Throughout the year, hospitals have cut services to grapple with staffing shortages. Nurses have pointed to guaranteed nurse-patient ratios, flexible scheduling options and better pay as factors that would entice them to stay in bedside nursing. With burnout also remaining a top issue for healthcare workers, hospitals and health system leaders will continue to advance initiatives that support well-being and resilience, personal and professional development, and flexible scheduling into 2023 and beyond. 

3. Capacity issues. Chronic staffing shortages, care delays from earlier in the pandemic and now, a severe respiratory virus season have placed significant strain on hospital capacity. Dozens of medical groups in a Nov. 7 letter to President Joe Biden said emergency room boarding — when admitted patients are held in the ED because no inpatient beds are available — has reached a "crisis point" and urged the administration to convene a summit of stakeholders from across the healthcare system to identify long-term solutions to ED boarding. 

Workforce shortages across post-acute care facilities have also been a key driver of hospital capacity issues by limiting hospitals' ability to make timely discharges. To mitigate capacity strain, hospital leaders will continue their focus on addressing workforce shortages, given how large of a role staffing plays in capacity-related issues. 

"There is no access in the community for our long-length-of-stay patients who may have ongoing health challenges and cannot return to their original housing accommodations. This is an unprecedented situation facing healthcare systems in Oregon and across the nation," Krista Farnham, chief executive of Providence Portland, told The Oregonian in a November report. 

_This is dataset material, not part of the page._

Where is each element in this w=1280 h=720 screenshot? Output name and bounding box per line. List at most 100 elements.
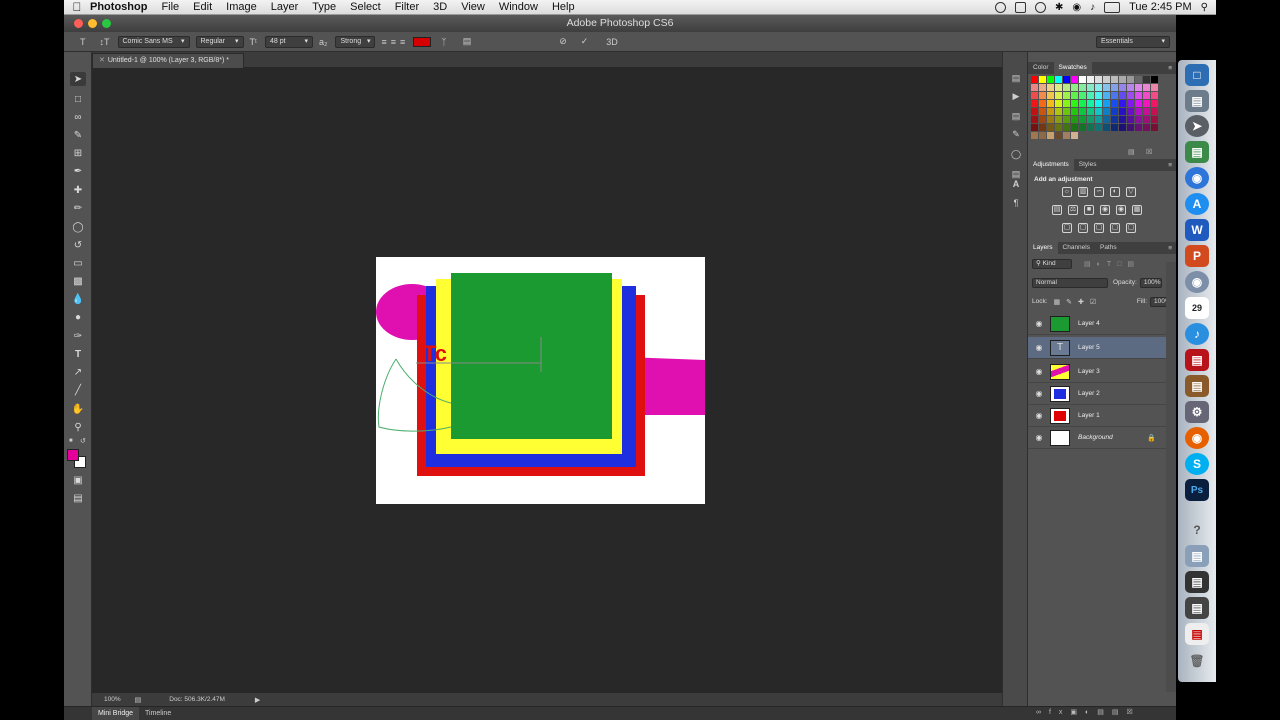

4. Ingraining health equity into core safety work. The pandemic drew a stark spotlight on the many longstanding structural and systemic inequities that contribute to healthcare disparities in the U.S. As a result, many healthcare organizations have looked inward to identify institutional or structural factors that contribute to these disparities.

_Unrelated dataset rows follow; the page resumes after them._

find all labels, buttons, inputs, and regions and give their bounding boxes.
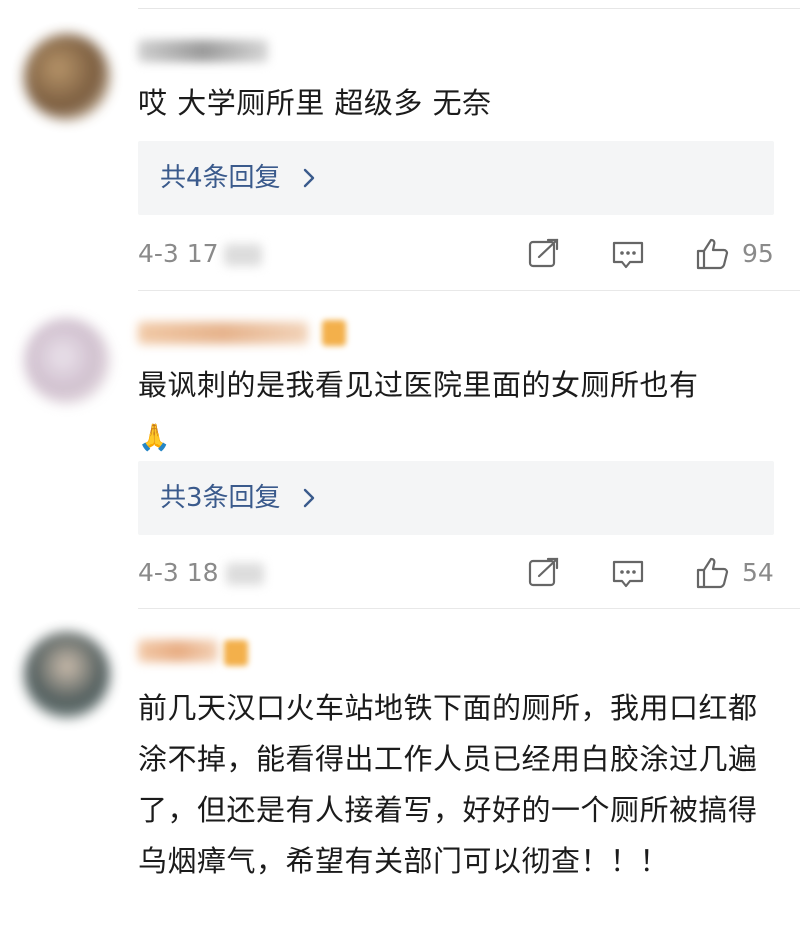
comment-text: 最讽刺的是我看见过医院里面的女厕所也有 🙏 (138, 360, 783, 464)
share-icon[interactable] (526, 555, 562, 591)
comment-icon[interactable] (610, 236, 646, 272)
divider (138, 608, 800, 609)
comment-icon[interactable] (610, 555, 646, 591)
avatar[interactable] (24, 632, 110, 718)
username[interactable] (138, 40, 268, 62)
reply-count-label: 共4条回复 (160, 163, 281, 193)
avatar[interactable] (24, 318, 110, 404)
like-count: 54 (742, 558, 774, 587)
timestamp: 4-3 18 (138, 558, 219, 587)
view-replies-button[interactable]: 共4条回复 (138, 141, 774, 215)
share-icon[interactable] (526, 236, 562, 272)
comment-text: 前几天汉口火车站地铁下面的厕所，我用口红都涂不掉，能看得出工作人员已经用白胶涂过… (138, 683, 783, 887)
username[interactable] (138, 322, 308, 344)
like-count: 95 (742, 239, 774, 268)
chevron-right-icon (303, 168, 315, 188)
vip-badge (322, 320, 346, 346)
username[interactable] (138, 640, 218, 662)
like-icon[interactable] (694, 555, 730, 591)
reply-count-label: 共3条回复 (160, 483, 281, 513)
timestamp: 4-3 17 (138, 239, 219, 268)
comment-text: 哎 大学厕所里 超级多 无奈 (138, 78, 783, 129)
comment-meta: 4-3 17 95 (138, 232, 778, 276)
top-divider (138, 8, 800, 9)
chevron-right-icon (303, 488, 315, 508)
comment-meta: 4-3 18 54 (138, 551, 778, 595)
view-replies-button[interactable]: 共3条回复 (138, 461, 774, 535)
divider (138, 290, 800, 291)
like-icon[interactable] (694, 236, 730, 272)
comment-text-content: 哎 大学厕所里 超级多 无奈 (138, 86, 492, 120)
comment-text-content: 最讽刺的是我看见过医院里面的女厕所也有 (138, 368, 699, 402)
timestamp-redacted (226, 563, 264, 585)
timestamp-redacted (224, 244, 262, 266)
pray-emoji: 🙏 (138, 423, 171, 453)
avatar[interactable] (24, 34, 110, 120)
vip-badge (224, 640, 248, 666)
comment-text-content: 前几天汉口火车站地铁下面的厕所，我用口红都涂不掉，能看得出工作人员已经用白胶涂过… (138, 691, 758, 878)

Healthcare safety work is not immune from these structural inequities. A 2021 report from the Urban Research Institute found Black patients face worse safety outcomes than white patients at the same hospitals.  

In 2023, many healthcare organizations will continue the crucial task of examining inequities regarding adverse clinical outcomes, including how they are reported on and addressed. Tom Jackiewicz, president of the University of Chicago Medical Center, said reviewing all quality and outcomes metrics with an eye toward diversity, equity and inclusion will be a top priority for the organization next year. 

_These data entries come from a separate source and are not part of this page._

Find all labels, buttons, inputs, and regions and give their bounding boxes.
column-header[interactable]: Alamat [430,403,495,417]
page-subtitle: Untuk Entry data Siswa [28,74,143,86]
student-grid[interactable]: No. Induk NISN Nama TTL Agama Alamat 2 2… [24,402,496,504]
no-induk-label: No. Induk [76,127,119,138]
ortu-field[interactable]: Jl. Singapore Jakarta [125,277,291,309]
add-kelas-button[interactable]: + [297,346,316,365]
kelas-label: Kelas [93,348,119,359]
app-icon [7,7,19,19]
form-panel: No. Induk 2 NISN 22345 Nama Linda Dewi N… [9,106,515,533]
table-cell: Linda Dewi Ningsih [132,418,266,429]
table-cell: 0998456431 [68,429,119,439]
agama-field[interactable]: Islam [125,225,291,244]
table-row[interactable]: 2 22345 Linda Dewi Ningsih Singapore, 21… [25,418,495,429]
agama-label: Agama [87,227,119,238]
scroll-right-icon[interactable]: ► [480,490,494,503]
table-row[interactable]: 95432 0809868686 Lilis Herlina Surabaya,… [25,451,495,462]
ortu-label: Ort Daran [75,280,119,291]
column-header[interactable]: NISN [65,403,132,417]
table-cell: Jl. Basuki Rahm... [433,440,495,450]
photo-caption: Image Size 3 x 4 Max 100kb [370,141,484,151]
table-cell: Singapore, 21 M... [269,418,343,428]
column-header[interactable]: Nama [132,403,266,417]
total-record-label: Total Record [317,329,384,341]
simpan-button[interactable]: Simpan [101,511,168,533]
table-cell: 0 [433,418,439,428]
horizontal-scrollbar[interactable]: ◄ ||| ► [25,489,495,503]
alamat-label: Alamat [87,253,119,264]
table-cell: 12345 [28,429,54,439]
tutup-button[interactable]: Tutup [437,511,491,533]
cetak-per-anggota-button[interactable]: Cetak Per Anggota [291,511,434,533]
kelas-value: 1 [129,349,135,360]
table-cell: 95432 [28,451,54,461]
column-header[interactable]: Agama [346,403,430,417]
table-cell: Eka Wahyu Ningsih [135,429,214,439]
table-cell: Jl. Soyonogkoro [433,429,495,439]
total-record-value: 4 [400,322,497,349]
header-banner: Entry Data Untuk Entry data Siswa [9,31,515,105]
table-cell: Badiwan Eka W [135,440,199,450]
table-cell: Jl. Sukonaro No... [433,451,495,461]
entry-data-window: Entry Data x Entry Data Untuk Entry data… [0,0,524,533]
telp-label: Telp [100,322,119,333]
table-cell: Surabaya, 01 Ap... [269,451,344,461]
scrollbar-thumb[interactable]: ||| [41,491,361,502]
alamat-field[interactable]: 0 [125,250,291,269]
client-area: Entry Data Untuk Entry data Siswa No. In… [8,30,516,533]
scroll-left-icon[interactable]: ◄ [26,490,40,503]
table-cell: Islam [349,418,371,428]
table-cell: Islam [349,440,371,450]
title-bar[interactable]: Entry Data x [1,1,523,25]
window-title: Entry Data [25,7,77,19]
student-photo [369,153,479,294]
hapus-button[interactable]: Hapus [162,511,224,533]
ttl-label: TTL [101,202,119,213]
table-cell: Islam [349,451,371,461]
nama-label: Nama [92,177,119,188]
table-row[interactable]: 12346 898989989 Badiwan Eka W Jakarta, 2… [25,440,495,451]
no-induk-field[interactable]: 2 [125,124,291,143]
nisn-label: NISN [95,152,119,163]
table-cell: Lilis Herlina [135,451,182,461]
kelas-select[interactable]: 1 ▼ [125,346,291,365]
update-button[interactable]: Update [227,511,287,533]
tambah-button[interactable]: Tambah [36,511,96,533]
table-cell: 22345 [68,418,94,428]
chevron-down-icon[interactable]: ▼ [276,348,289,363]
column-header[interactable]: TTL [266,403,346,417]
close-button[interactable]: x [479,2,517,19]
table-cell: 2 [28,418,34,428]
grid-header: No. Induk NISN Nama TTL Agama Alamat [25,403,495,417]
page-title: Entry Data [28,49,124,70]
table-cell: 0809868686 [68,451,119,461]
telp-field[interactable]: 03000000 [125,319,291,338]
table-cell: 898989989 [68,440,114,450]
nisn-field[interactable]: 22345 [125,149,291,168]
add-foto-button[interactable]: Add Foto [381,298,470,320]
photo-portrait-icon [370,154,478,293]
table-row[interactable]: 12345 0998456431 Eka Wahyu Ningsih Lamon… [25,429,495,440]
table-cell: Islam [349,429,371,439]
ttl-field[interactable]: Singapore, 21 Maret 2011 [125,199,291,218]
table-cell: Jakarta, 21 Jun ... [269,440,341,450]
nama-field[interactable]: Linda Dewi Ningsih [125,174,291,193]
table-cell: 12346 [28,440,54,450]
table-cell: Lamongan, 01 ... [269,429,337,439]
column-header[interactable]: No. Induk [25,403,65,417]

"You can't fix what you don't see, which is why we're committed to diving deep into the datasets to identify inequities and health disparities," he said. "Then we can develop plans and processes to close those gaps."

5. Healthcare-associated infections. In 2023, healthcare leaders will be tasked with implementing or strengthening efforts to prevent HAIs and sustain progress amid ongoing challenges with staffing and capacity.  

HAI rates increased significantly in 2020 after years of steady decline due to various pandemic-related challenges, including staffing shortages and high patient caseloads, which impeded hospitals' ability to maintain standard infection prevention and control practices. CDC data published in November suggests this trend continued in 2021. Four of six regularly tracked HAIs increased last year by a range of 5 percent to 14 percent. Separate research published in Infection Control & Hospital Epidemiology found HAI rates rose and fell with COVID-19 surges in 2021.  

"These findings … underscore the need to establish resilient approaches to reducing infections during times of system stress," said lead author Lindsey Lastinger, an epidemiologist at the CDC.